Nearby, I have relieved delicious moments of my Quebec childhood, tasting crisp, fresh apples on Monteregie apple farms. I have also visited family-run wineries to sample Quebec vintages along the Vintners’ Trail, a route near the Richelieu River.

When my father arrived in Canada in 1921, it was, as they say in Quebec, "autre chose" — quite another story. There were neither wineries nor modern bed-and-breakfast inns here, just a landscape covered with mostly small farms carved into narrow strips perpendicular to the river — a practice, still common today, first used by 17th-century French settlers to allow equal access to the current.

When he stepped off the Halifax-Montreal train, newly arrived from Russia, my father had two choices: he could work in a Montreal clothing factory or choose to set out on his own in the Quebec countryside.

For such a man already accustomed to a life of adventure — like paying off smugglers to get him out of Russia — the idea of closing himself up in a factory, he once told me, would be tantamount to locking himself up in a prison.

Choosing the Open Road

So he chose the open road, returning to Montreal on weekends to replenish his supply of clothing articles.

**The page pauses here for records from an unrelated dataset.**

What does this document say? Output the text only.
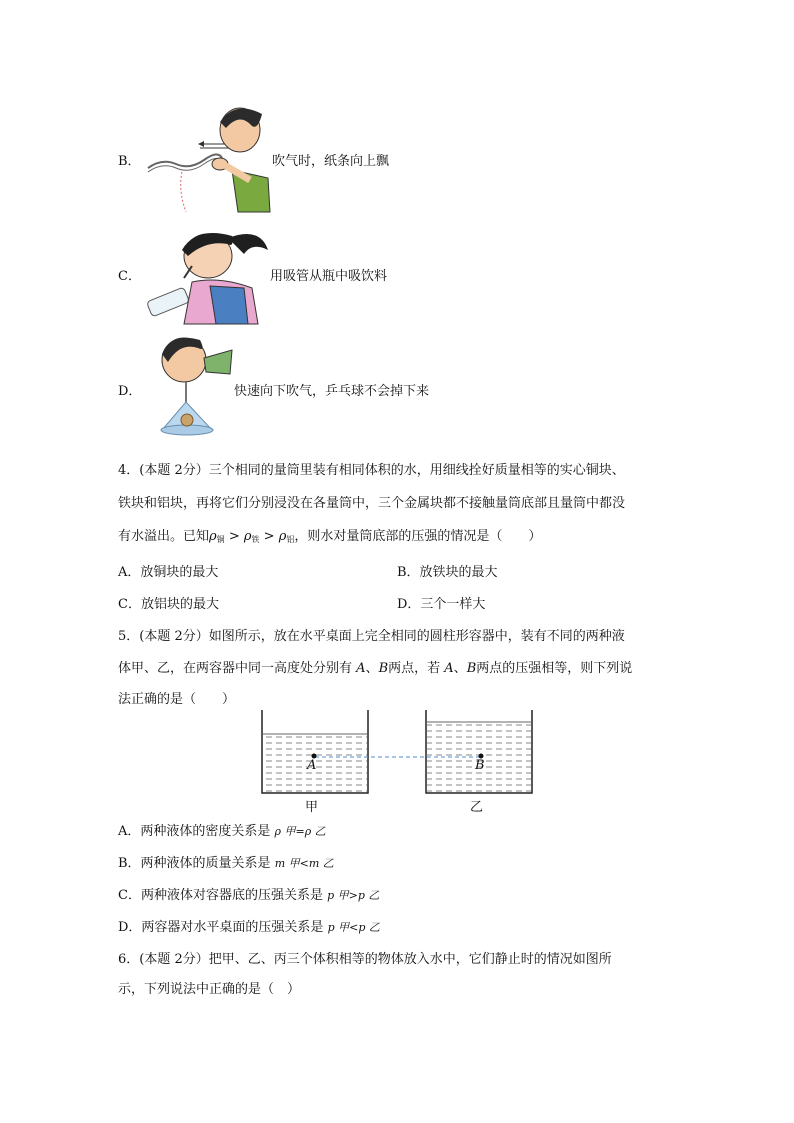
B．	吹气时，纸条向上飘
C．	用吸管从瓶中吸饮料
D．	快速向下吹气，乒乓球不会掉下来
4．(本题 2分）三个相同的量筒里装有相同体积的水，用细线拴好质量相等的实心铜块、
铁块和铝块，再将它们分别浸没在各量筒中，三个金属块都不接触量筒底部且量筒中都没
有水溢出。已知$\rho_铜 > \rho_铁 > \rho_铝$，则水对量筒底部的压强的情况是（　　）
A．放铜块的最大	B．放铁块的最大
C．放铝块的最大	D．三个一样大
5．(本题 2分）如图所示，放在水平桌面上完全相同的圆柱形容器中，装有不同的两种液
体甲、乙，在两容器中同一高度处分别有 A、B两点，若 A、B两点的压强相等，则下列说
法正确的是（　　）
A	B
甲	乙
A．两种液体的密度关系是 ρ 甲=ρ 乙
B．两种液体的质量关系是 m 甲<m 乙
C．两种液体对容器底的压强关系是 p 甲>p 乙
D．两容器对水平桌面的压强关系是 p 甲<p 乙
6．(本题 2分）把甲、乙、丙三个体积相等的物体放入水中，它们静止时的情况如图所
示，下列说法中正确的是（　）
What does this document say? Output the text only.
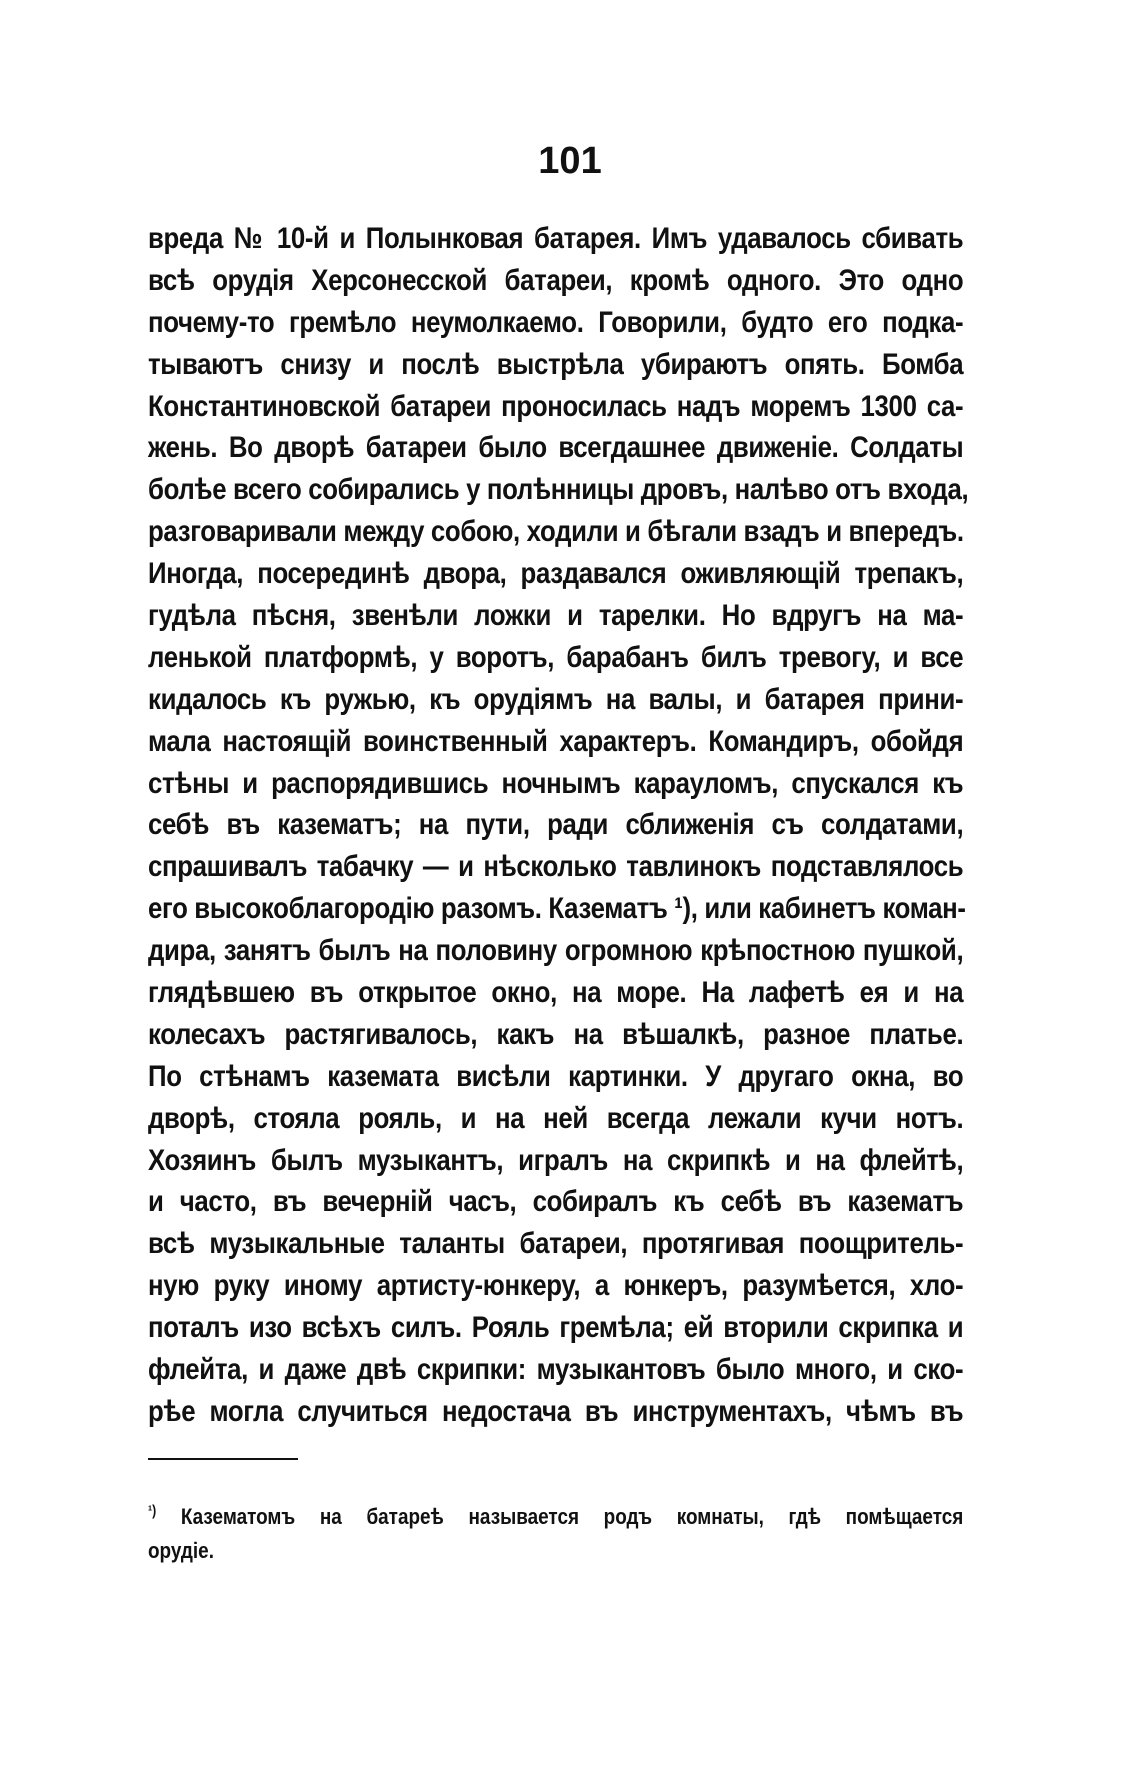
101
вреда № 10-й и Полынковая батарея. Имъ удавалось сбивать
всѣ орудія Херсонесской батареи, кромѣ одного. Это одно
почему-то гремѣло неумолкаемо. Говорили, будто его подка-
тываютъ снизу и послѣ выстрѣла убираютъ опять. Бомба
Константиновской батареи проносилась надъ моремъ 1300 са-
жень. Во дворѣ батареи было всегдашнее движеніе. Солдаты
болѣе всего собирались у полѣнницы дровъ, налѣво отъ входа,
разговаривали между собою, ходили и бѣгали взадъ и впередъ.
Иногда, посерединѣ двора, раздавался оживляющій трепакъ,
гудѣла пѣсня, звенѣли ложки и тарелки. Но вдругъ на ма-
ленькой платформѣ, у воротъ, барабанъ билъ тревогу, и все
кидалось къ ружью, къ орудіямъ на валы, и батарея прини-
мала настоящій воинственный характеръ. Командиръ, обойдя
стѣны и распорядившись ночнымъ карауломъ, спускался къ
себѣ въ казематъ; на пути, ради сближенія съ солдатами,
спрашивалъ табачку — и нѣсколько тавлинокъ подставлялось
его высокоблагородію разомъ. Казематъ ¹), или кабинетъ коман-
дира, занятъ былъ на половину огромною крѣпостною пушкой,
глядѣвшею въ открытое окно, на море. На лафетѣ ея и на
колесахъ растягивалось, какъ на вѣшалкѣ, разное платье.
По стѣнамъ каземата висѣли картинки. У другаго окна, во
дворѣ, стояла рояль, и на ней всегда лежали кучи нотъ.
Хозяинъ былъ музыкантъ, игралъ на скрипкѣ и на флейтѣ,
и часто, въ вечерній часъ, собиралъ къ себѣ въ казематъ
всѣ музыкальные таланты батареи, протягивая поощритель-
ную руку иному артисту-юнкеру, а юнкеръ, разумѣется, хло-
поталъ изо всѣхъ силъ. Рояль гремѣла; ей вторили скрипка и
флейта, и даже двѣ скрипки: музыкантовъ было много, и ско-
рѣе могла случиться недостача въ инструментахъ, чѣмъ въ
$^{^1)}$ Казематомъ на батареѣ называется родъ комнаты, гдѣ помѣщается
орудіе.
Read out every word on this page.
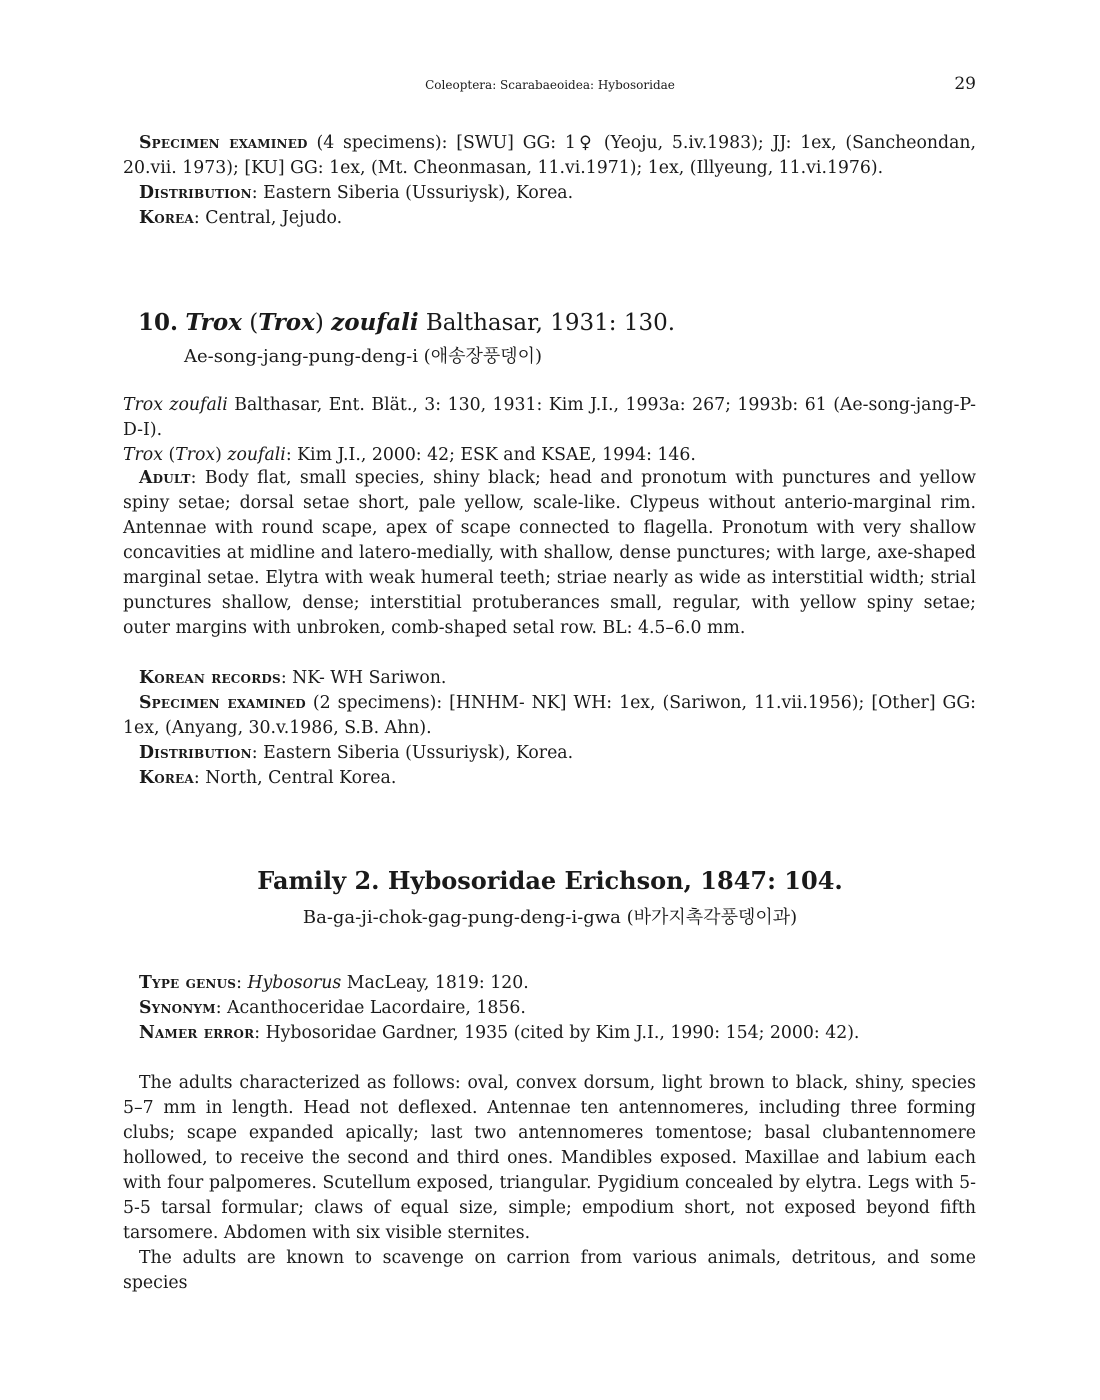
Coleoptera: Scarabaeoidea: Hybosoridae	29

Specimen examined (4 specimens): [SWU] GG: 1♀ (Yeoju, 5.iv.1983); JJ: 1ex, (Sancheondan, 20.vii. 1973); [KU] GG: 1ex, (Mt. Cheonmasan, 11.vi.1971); 1ex, (Illyeung, 11.vi.1976).

Distribution: Eastern Siberia (Ussuriysk), Korea.

Korea: Central, Jejudo.

10. Trox (Trox) zoufali Balthasar, 1931: 130.
Ae-song-jang-pung-deng-i (애송장풍뎅이)

Trox zoufali Balthasar, Ent. Blät., 3: 130, 1931: Kim J.I., 1993a: 267; 1993b: 61 (Ae-song-jang-P-D-I).

Trox (Trox) zoufali: Kim J.I., 2000: 42; ESK and KSAE, 1994: 146.

Adult: Body flat, small species, shiny black; head and pronotum with punctures and yellow spiny setae; dorsal setae short, pale yellow, scale-like. Clypeus without anterio-marginal rim. Antennae with round scape, apex of scape connected to flagella. Pronotum with very shallow concavities at midline and latero-medially, with shallow, dense punctures; with large, axe-shaped marginal setae. Elytra with weak humeral teeth; striae nearly as wide as interstitial width; strial punctures shallow, dense; interstitial protuberances small, regular, with yellow spiny setae; outer margins with unbroken, comb-shaped setal row. BL: 4.5–6.0 mm.

Korean records: NK- WH Sariwon.

Specimen examined (2 specimens): [HNHM- NK] WH: 1ex, (Sariwon, 11.vii.1956); [Other] GG: 1ex, (Anyang, 30.v.1986, S.B. Ahn).

Distribution: Eastern Siberia (Ussuriysk), Korea.

Korea: North, Central Korea.

Family 2. Hybosoridae Erichson, 1847: 104.
Ba-ga-ji-chok-gag-pung-deng-i-gwa (바가지촉각풍뎅이과)

Type genus: Hybosorus MacLeay, 1819: 120.

Synonym: Acanthoceridae Lacordaire, 1856.

Namer error: Hybosoridae Gardner, 1935 (cited by Kim J.I., 1990: 154; 2000: 42).

The adults characterized as follows: oval, convex dorsum, light brown to black, shiny, species 5–7 mm in length. Head not deflexed. Antennae ten antennomeres, including three forming clubs; scape expanded apically; last two antennomeres tomentose; basal clubantennomere hollowed, to receive the second and third ones. Mandibles exposed. Maxillae and labium each with four palpomeres. Scutellum exposed, triangular. Pygidium concealed by elytra. Legs with 5-5-5 tarsal formular; claws of equal size, simple; empodium short, not exposed beyond fifth tarsomere. Abdomen with six visible sternites.

The adults are known to scavenge on carrion from various animals, detritous, and some species
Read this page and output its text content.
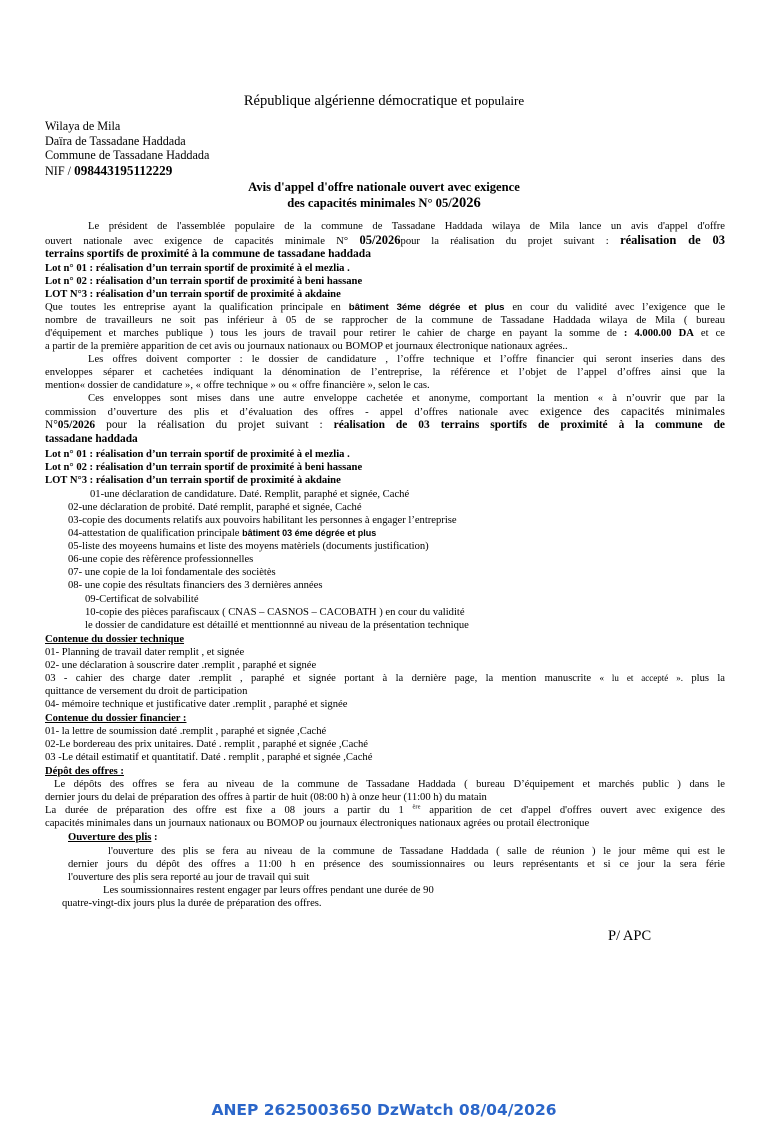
République algérienne démocratique et populaire
Wilaya de Mila
Daïra de Tassadane Haddada
Commune de Tassadane Haddada
NIF / 098443195112229
Avis d'appel d'offre nationale ouvert avec exigence
des capacités minimales N° 05/2026
Le président de l'assemblée populaire de la commune de Tassadane Haddada wilaya de Mila lance un avis d'appel d'offre
ouvert nationale avec exigence de capacités minimale N° 05/2026pour la réalisation du projet suivant : réalisation de 03
terrains sportifs de proximité à la commune de tassadane haddada
Lot n° 01 : réalisation d’un terrain sportif de proximité à el mezlia .
Lot n° 02 : réalisation d’un terrain sportif de proximité à beni hassane
LOT N°3 : réalisation d’un terrain sportif de proximité à akdaine
Que toutes les entreprise ayant la qualification principale en bâtiment 3éme dégrée et plus en cour du validité avec l’exigence que le
nombre de travailleurs ne soit pas inférieur à 05 de se rapprocher de la commune de Tassadane Haddada wilaya de Mila ( bureau
d'équipement et marches publique ) tous les jours de travail pour retirer le cahier de charge en payant la somme de : 4.000.00 DA et ce
a partir de la première apparition de cet avis ou journaux nationaux ou BOMOP et journaux électronique nationaux agrées..
Les offres doivent comporter : le dossier de candidature , l’offre technique et l’offre financier qui seront inseries dans des
enveloppes séparer et cachetées indiquant la dénomination de l’entreprise, la référence et l’objet de l’appel d’offres ainsi que la
mention« dossier de candidature », « offre technique » ou « offre financière », selon le cas.
Ces enveloppes sont mises dans une autre enveloppe cachetée et anonyme, comportant la mention « à n’ouvrir que par la
commission d’ouverture des plis et d’évaluation des offres - appel d’offres nationale avec exigence des capacités minimales
N°05/2026 pour la réalisation du projet suivant : réalisation de 03 terrains sportifs de proximité à la commune de
tassadane haddada
Lot n° 01 : réalisation d’un terrain sportif de proximité à el mezlia .
Lot n° 02 : réalisation d’un terrain sportif de proximité à beni hassane
LOT N°3 : réalisation d’un terrain sportif de proximité à akdaine
01-une déclaration de candidature. Daté. Remplit, paraphé et signée, Caché
02-une déclaration de probité. Daté remplit, paraphé et signée, Caché
03-copie des documents relatifs aux pouvoirs habilitant les personnes à engager l’entreprise
04-attestation de qualification principale bâtiment 03 éme dégrée et plus
05-liste des moyeens humains et liste des moyens matèriels (documents justification)
06-une copie des rèfèrence professionnelles
07- une copie de la loi fondamentale des sociètès
08- une copie des résultats financiers des 3 dernières années
09-Certificat de solvabilité
10-copie des pièces parafiscaux ( CNAS – CASNOS – CACOBATH ) en cour du validité
le dossier de candidature est détaillé et menttionnné au niveau de la présentation technique
Contenue du dossier technique
01- Planning de travail dater remplit , et signée
02- une déclaration à souscrire dater .remplit , paraphé et signée
03 - cahier des charge dater .remplit , paraphé et signée portant à la dernière page, la mention manuscrite « lu et accepté ». plus la
quittance de versement du droit de participation
04- mémoire technique et justificative dater .remplit , paraphé et signée
Contenue du dossier financier :
01- la lettre de soumission daté .remplit , paraphé et signée ,Caché
02-Le bordereau des prix unitaires. Daté . remplit , paraphé et signée ,Caché
03 -Le détail estimatif et quantitatif. Daté . remplit , paraphé et signée ,Caché
Dépôt des offres :
Le dépôts des offres se fera au niveau de la commune de Tassadane Haddada ( bureau D’équipement et marchés public ) dans le
dernier jours du delai de préparation des offres à partir de huit (08:00 h) à onze heur (11:00 h) du matain
La durée de préparation des offre est fixe a 08 jours a partir du 1 $^{ère}$ apparition de cet d'appel d'offres ouvert avec exigence des
capacités minimales dans un journaux nationaux ou BOMOP ou journaux électroniques nationaux agrées ou protail électronique
Ouverture des plis :
l'ouverture des plis se fera au niveau de la commune de Tassadane Haddada ( salle de réunion ) le jour même qui est le
dernier jours du dépôt des offres a 11:00 h en présence des soumissionnaires ou leurs représentants et si ce jour la sera férie
l'ouverture des plis sera reporté au jour de travail qui suit
Les soumissionnaires restent engager par leurs offres pendant une durée de 90
quatre-vingt-dix jours plus la durée de préparation des offres.
P/ APC
ANEP 2625003650 DzWatch 08/04/2026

During those visits, he would stay with his relatives, who distributed the Yiddish Daily Forward in Quebec and imported New York Yiddish theatre shows to the Montreal stage.

By living in the country, my farther could appreciate the sharp contrast between Montreal -- a city literally and figuratively an island of varied cultures and languages -- and the French countryside.

Boarding houses like Handfield became not only his home, a place where he found shelter, but also a school of sorts, where slowly he learned the patois of the French farmers -- that odd-sounding, sing-song Quebec French -- and adjusted to his newly-adopted country.

If you were honest and worked hard, the farmers respected you and helped you. From everything I know, they were very kind to my father, who first showed up on their doorstep not knowing a word of French or English.

They took him in, and in some cases, I think, bought his goods more out of pity than out of need. Of course, there were conflicts, rather harmless, as one looks back on them now, which centered on religion. And why not among such devoutly Catholic people?

One such conflict took place in a boarding house where my father lived. The woman of the house made it a habit to question why my father stayed home on Sundays instead of joining her family at the local Catholic church.

Calling Her Bluff

Well, one Sunday, my father decided to call her bluff, but first, some background: In Quebec, there is a tradition associated with a particularly large and impressive Montreal church that if the handicapped climb the many steps to the very top, they will be able to descend without their crutches.

Now this woman also had a son, who, unfortunately, was handicapped and used crutches. My father issued this challenge: if the lady’s son could climb to the top of the church and then walk down the steps unaided, he himself, this Jewish peddler, would convert.

"Ah," the woman sighed, "the good Lord does not will it."

And so the issue was finally put to rest. Though it never came up again, I am sure that the good woman never forgot it. Nor, of course, did my father.

The religious question was simply a bridge never to be crossed. But over the 30 or so years that my father lived in Quebec, there were others that he and the farmers could cross, together in simple friendship — a friendship recalled at Auberge Handfield.

IF YOU GO
Auberge Handfield is located at 555 rue Richelieu, Saint-Marc-sur-Richelieu, Québec J0L 2E0. The phone number for information is (450) 584-2843.

From Montreal, take Hwy. 20 East, direction Quebec City, Exit 112, Beloeil/St-Marc-sur-Richelieu, Route 223, direction North to St-Marc-sur-Richelieu.